When it comes to billing and coding, advanced AI technology has the ability to contextualize unstructured data, compartmentalize EHR data, and connect pertinent data. To avoid coding and reporting errors, healthcare AI organizes data into a coherent timeline and makes sense of diverse records—events, diagnoses, and procedures.
What is Artificial Intelligence Anyway?
Artificial Intelligence (AI) refers to a computer system that is capable of self-learning and doing computational tasks that would normally need human brain power. While early AI research began in the late 1950s, we have made significant progress in the recent decade.
Artificial intelligence healthcare solution companies analyse data and give it meaning using advanced algorithms that grow increasingly intuitive over time, similar to how humans gain more influence and efficiency in their professions as they gain experience.
Most importantly, AI automates repetitious analyses and procedures, resulting in significant cost savings for businesses across the board.

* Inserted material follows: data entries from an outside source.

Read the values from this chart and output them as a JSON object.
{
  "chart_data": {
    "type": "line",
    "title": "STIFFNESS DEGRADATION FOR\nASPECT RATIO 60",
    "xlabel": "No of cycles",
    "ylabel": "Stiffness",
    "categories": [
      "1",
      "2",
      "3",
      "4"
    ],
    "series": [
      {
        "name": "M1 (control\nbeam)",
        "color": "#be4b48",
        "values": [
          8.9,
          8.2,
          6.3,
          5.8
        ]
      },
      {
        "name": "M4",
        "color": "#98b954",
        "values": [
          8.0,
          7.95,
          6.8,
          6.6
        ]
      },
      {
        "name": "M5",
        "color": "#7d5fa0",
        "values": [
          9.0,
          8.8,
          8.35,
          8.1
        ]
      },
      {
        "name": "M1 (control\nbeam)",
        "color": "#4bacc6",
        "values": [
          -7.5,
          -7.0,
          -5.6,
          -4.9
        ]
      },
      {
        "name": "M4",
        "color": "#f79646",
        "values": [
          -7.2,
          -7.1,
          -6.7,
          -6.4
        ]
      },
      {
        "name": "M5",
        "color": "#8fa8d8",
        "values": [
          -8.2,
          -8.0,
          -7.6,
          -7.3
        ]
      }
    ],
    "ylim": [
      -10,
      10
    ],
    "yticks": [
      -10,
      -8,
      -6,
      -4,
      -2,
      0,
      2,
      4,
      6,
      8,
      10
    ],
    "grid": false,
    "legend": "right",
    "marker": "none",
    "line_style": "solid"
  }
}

To put it another way, we’re replacing human intellect with artificial intelligence at an increasing rate.
The Benefits of Using AI in Medical Coding
The process of reliably and quickly translating EHR data into codes takes years of experience, and the present medical coding workforce cannot keep up with the needs of the healthcare system. Enter AI.

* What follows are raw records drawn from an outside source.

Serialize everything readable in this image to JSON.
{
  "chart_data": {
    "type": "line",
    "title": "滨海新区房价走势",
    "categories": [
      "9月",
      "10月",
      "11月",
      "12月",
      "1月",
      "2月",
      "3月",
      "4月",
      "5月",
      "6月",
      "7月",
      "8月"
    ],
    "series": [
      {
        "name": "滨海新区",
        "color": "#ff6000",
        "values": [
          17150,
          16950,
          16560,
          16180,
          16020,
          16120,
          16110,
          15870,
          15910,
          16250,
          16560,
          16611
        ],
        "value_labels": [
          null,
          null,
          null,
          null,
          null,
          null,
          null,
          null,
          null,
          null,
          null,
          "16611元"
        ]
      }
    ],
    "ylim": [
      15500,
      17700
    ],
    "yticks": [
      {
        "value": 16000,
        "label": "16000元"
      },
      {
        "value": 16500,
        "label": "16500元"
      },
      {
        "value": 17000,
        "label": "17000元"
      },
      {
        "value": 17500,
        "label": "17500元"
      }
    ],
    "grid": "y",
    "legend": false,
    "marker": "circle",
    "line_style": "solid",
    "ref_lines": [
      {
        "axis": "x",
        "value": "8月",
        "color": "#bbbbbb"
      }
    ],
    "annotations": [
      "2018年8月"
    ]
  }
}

- For medical experts, AI automates and simplifies the process of assessing symptoms and generating objective diagnostic possibilities.
- Backend systems can benefit from artificial intelligence. Administrative procedures such as filing claims or medical coding are important costs for health systems and sources of burnout. AI can be used to automate and optimize these processes.

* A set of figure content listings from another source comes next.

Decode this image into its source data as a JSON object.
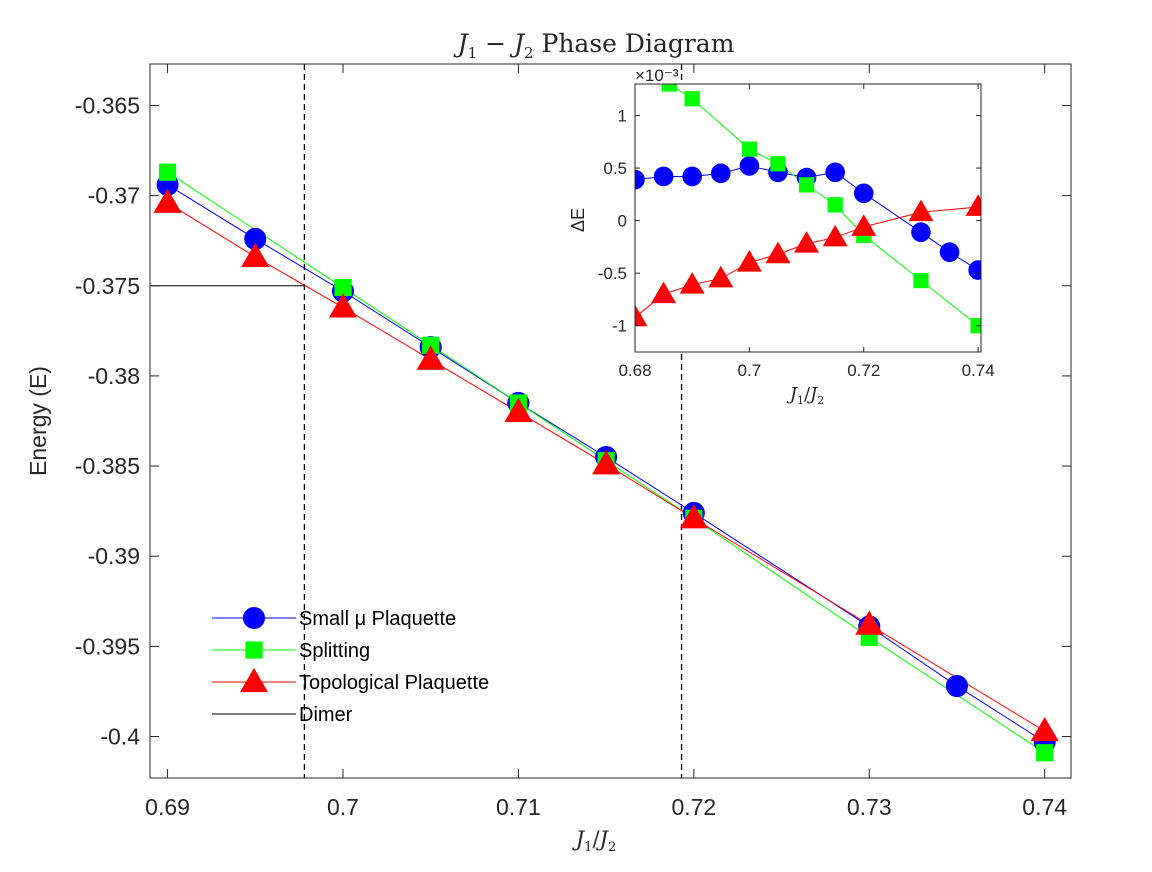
{
  "chart_data": [
    {
      "type": "line",
      "title": "J₁ − J₂ Phase Diagram",
      "xlabel": "J₁/J₂",
      "ylabel": "Energy (E)",
      "xlim": [
        0.689,
        0.7415
      ],
      "ylim": [
        -0.4023,
        -0.3627
      ],
      "xticks": [
        "0.69",
        "0.7",
        "0.71",
        "0.72",
        "0.73",
        "0.74"
      ],
      "yticks": [
        "-0.365",
        "-0.37",
        "-0.375",
        "-0.38",
        "-0.385",
        "-0.39",
        "-0.395",
        "-0.4"
      ],
      "legend_position": "bottom-left",
      "series": [
        {
          "name": "Small μ Plaquette",
          "color": "#0000ff",
          "marker": "circle",
          "x": [
            0.69,
            0.695,
            0.7,
            0.705,
            0.71,
            0.715,
            0.72,
            0.73,
            0.735,
            0.74
          ],
          "y": [
            -0.3694,
            -0.3724,
            -0.3753,
            -0.3784,
            -0.3815,
            -0.3845,
            -0.3876,
            -0.3939,
            -0.3972,
            -0.4003
          ]
        },
        {
          "name": "Splitting",
          "color": "#00ff00",
          "marker": "square",
          "x": [
            0.69,
            0.7,
            0.705,
            0.71,
            0.715,
            0.72,
            0.73,
            0.74
          ],
          "y": [
            -0.3687,
            -0.3751,
            -0.3783,
            -0.3815,
            -0.3847,
            -0.3879,
            -0.3945,
            -0.4009
          ]
        },
        {
          "name": "Topological Plaquette",
          "color": "#ff0000",
          "marker": "triangle",
          "x": [
            0.69,
            0.695,
            0.7,
            0.705,
            0.71,
            0.715,
            0.72,
            0.73,
            0.74
          ],
          "y": [
            -0.3704,
            -0.3734,
            -0.3762,
            -0.3791,
            -0.382,
            -0.3849,
            -0.3879,
            -0.3938,
            -0.3997
          ]
        },
        {
          "name": "Dimer",
          "color": "#000000",
          "marker": "none",
          "x": [
            0.689,
            0.6978
          ],
          "y": [
            -0.375,
            -0.375
          ]
        }
      ],
      "vertical_dashed_lines_x": [
        0.6978,
        0.7193
      ]
    },
    {
      "type": "line",
      "title": "",
      "xlabel": "J₁/J₂",
      "ylabel": "ΔE",
      "exponent_label": "×10⁻³",
      "xlim": [
        0.68,
        0.7405
      ],
      "ylim": [
        -1.25,
        1.3
      ],
      "xticks": [
        "0.68",
        "0.7",
        "0.72",
        "0.74"
      ],
      "yticks": [
        "1",
        "0.5",
        "0",
        "-0.5",
        "-1"
      ],
      "series": [
        {
          "name": "Small μ Plaquette",
          "color": "#0000ff",
          "marker": "circle",
          "x": [
            0.68,
            0.685,
            0.69,
            0.695,
            0.7,
            0.705,
            0.71,
            0.715,
            0.72,
            0.73,
            0.735,
            0.74
          ],
          "y": [
            0.39,
            0.42,
            0.42,
            0.45,
            0.52,
            0.46,
            0.41,
            0.46,
            0.26,
            -0.11,
            -0.3,
            -0.47
          ]
        },
        {
          "name": "Splitting",
          "color": "#00ff00",
          "marker": "square",
          "x": [
            0.686,
            0.69,
            0.7,
            0.705,
            0.71,
            0.715,
            0.72,
            0.73,
            0.74
          ],
          "y": [
            1.3,
            1.16,
            0.68,
            0.54,
            0.34,
            0.15,
            -0.14,
            -0.57,
            -1.0
          ]
        },
        {
          "name": "Topological Plaquette",
          "color": "#ff0000",
          "marker": "triangle",
          "x": [
            0.68,
            0.685,
            0.69,
            0.695,
            0.7,
            0.705,
            0.71,
            0.715,
            0.72,
            0.73,
            0.74
          ],
          "y": [
            -0.92,
            -0.7,
            -0.61,
            -0.55,
            -0.4,
            -0.32,
            -0.22,
            -0.16,
            -0.06,
            0.08,
            0.13
          ]
        }
      ]
    }
  ]
}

- By recognizing existing patterns and decoding links between known and new values, artificial intelligence may operate fluidly to construct understanding around new frameworks.
- AI can conduct audits automatically, self-adjusting known values to the audit results, in addition to appropriately classifying EHR data.
- Natural language processing (NLP) can transform physician notes into billable medical codes automatically, and researchers are developing algorithms that use historical data to predict the likelihood of a claim being refused.
- AI technology will become more sophisticated as time goes on, narrowing margins of error and funneling income back into the healthcare system by greater accuracy.
- Patients also gain from AI implementation in medical coding, as it ensures that they are never overcharged and can conveniently access their medical bills in a more manageable format.
Progressing into the World of AI-Assisted Medical Coding
Artificial intelligence (AI) is playing a key role in the digital transformation of several medical coding companies and healthcare organizations as machine learning (ML) technology continues to advance. AI is becoming a more and more important tool in the medical coding industry for automated medical coding and evaluating large amounts of healthcare data in order to make accurate forecasts and judgments over time.
The need of the hour is to design AI around the specific infrastructure that it will use, instead of going for generic setups. Such specification and customization bringing the old records and new technology together in a focused environment will ensure better streamlining of operations. Medical coders, experienced and entry-level, also need to be trained in the implementation of AI in their day to day job not just through certifications but also on-the-job training by employers for effective outcomes.
Medical coding companies and healthcare organizations must understand that stomaching the development expenditures is a means to a high-profit goal, and the resources saved by eventually making those manual processes obsolete using AI will far outweigh the resources spent.